Fine-tuning for tailored information retrieval
Fine-tuning is likely the most practical and effective solution for enterprise environments, which is why InfosysEM was developed. Fine-tuning involves taking a pretrained embedding model and adapting it with enterprise-specific data. This approach leverages transfer learning, where knowledge from a broader dataset is adapted to a smaller, domain-specific dataset. Fine-tuning enables efficient customization without the need for extensive resources. It ensures that the embedding model captures the nuances of enterprise language and context, enhancing the accuracy and relevance of information retrieval tasks.
The fine-tuning process
The process of fine-tuning an embedding model involves several steps:
- Dataset preparation: Gather and preprocess enterprise-specific data, ensuring it reflects the linguistic characteristics and terminologies specific to the organization.
- Selection of a pretrained model: Choose a pretrained embedding model suitable for the enterprise's needs, such as BERT or a domain-specific variant.
- Fine-tuning: Adapt the pretrained model using the enterprise dataset through iterative training cycles. This step allows the model to learn domain-specific patterns while retaining the foundational knowledge from the original pretraining.
- Evaluation and validation: Assess the performance of the fine-tuned model on validation datasets to ensure it meets the desired criteria for information retrieval tasks.
Figure 2 illustrates how these steps fit together and describes the processes involved in fine-tuning the embedding model using enterprise-specific datasets.
Figure 2. The fine-tuning process
Source: Infosys
Getting it right
As discussed, building enterprise-specific embedding models has many advantages. However, implementing a fine-tuned embedding model demands best practices in data handling, model selection, and model validation.
From work conducted by Infosys experts, getting information retrieval right through embedding models is as much art as science. Key considerations when building domain-specific embedding model include:
- Assess data availability: Evaluate the availability and quality of enterprise-specific data before deciding on a fine-tuning strategy.
- Choose appropriate models: Select pretrained models that fit the enterprise's domain and information retrieval needs.
- Iterative improvement: Continuously refine and optimize the fine-tuned model based on ongoing feedback and performance metrics.

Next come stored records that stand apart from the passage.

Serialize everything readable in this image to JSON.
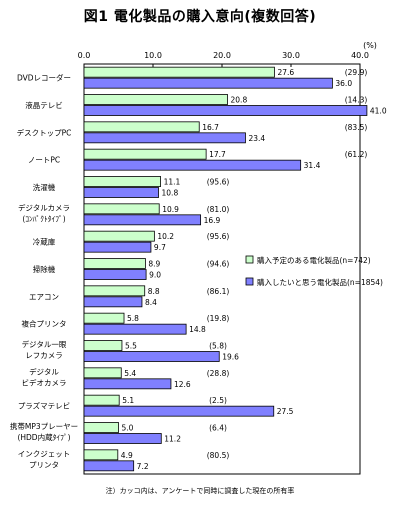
{
  "chart_data": {
    "type": "bar",
    "title": "図1  電化製品の購入意向(複数回答)",
    "unit_label": "(%)",
    "xlim": [
      0,
      40
    ],
    "xticks": [
      "0.0",
      "10.0",
      "20.0",
      "30.0",
      "40.0"
    ],
    "footnote": "注）カッコ内は、アンケートで同時に調査した現在の所有率",
    "categories": [
      [
        "DVDレコーダー"
      ],
      [
        "液晶テレビ"
      ],
      [
        "デスクトップPC"
      ],
      [
        "ノートPC"
      ],
      [
        "洗濯機"
      ],
      [
        "デジタルカメラ",
        "(ｺﾝﾊﾟｸﾄﾀｲﾌﾟ)"
      ],
      [
        "冷蔵庫"
      ],
      [
        "掃除機"
      ],
      [
        "エアコン"
      ],
      [
        "複合プリンタ"
      ],
      [
        "デジタル一眼",
        "レフカメラ"
      ],
      [
        "デジタル",
        "ビデオカメラ"
      ],
      [
        "プラズマテレビ"
      ],
      [
        "携帯MP3プレーヤー",
        "(HDD内蔵ﾀｲﾌﾟ)"
      ],
      [
        "インクジェット",
        "プリンタ"
      ]
    ],
    "series": [
      {
        "name": "購入予定のある電化製品(n=742)",
        "color": "#ccffcc",
        "values": [
          27.6,
          20.8,
          16.7,
          17.7,
          11.1,
          10.9,
          10.2,
          8.9,
          8.8,
          5.8,
          5.5,
          5.4,
          5.1,
          5.0,
          4.9
        ]
      },
      {
        "name": "購入したいと思う電化製品(n=1854)",
        "color": "#8080ff",
        "values": [
          36.0,
          41.0,
          23.4,
          31.4,
          10.8,
          16.9,
          9.7,
          9.0,
          8.4,
          14.8,
          19.6,
          12.6,
          27.5,
          11.2,
          7.2
        ]
      }
    ],
    "ownership_rate": [
      "(29.9)",
      "(14.3)",
      "(83.5)",
      "(61.2)",
      "(95.6)",
      "(81.0)",
      "(95.6)",
      "(94.6)",
      "(86.1)",
      "(19.8)",
      "(5.8)",
      "(28.8)",
      "(2.5)",
      "(6.4)",
      "(80.5)"
    ]
  }
}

The road to greater trust and reliability
In an Ipsos survey, only 37% of employees feel AI will improve their jobs, while 52% express concerns about AI products and services.
Focusing on better information retrieval will enhance AI products and build trust among enterprise users, a key pillar of any AI strategy.
Information retrieval based on fine-tuned embedding models integrated with the RAG architecture is a positive step toward responsible AI, reducing some anxiety surrounding generative AI models. And AI decisions will be comprehensible and controllable by humans, with consistent business outcomes – a true win-win.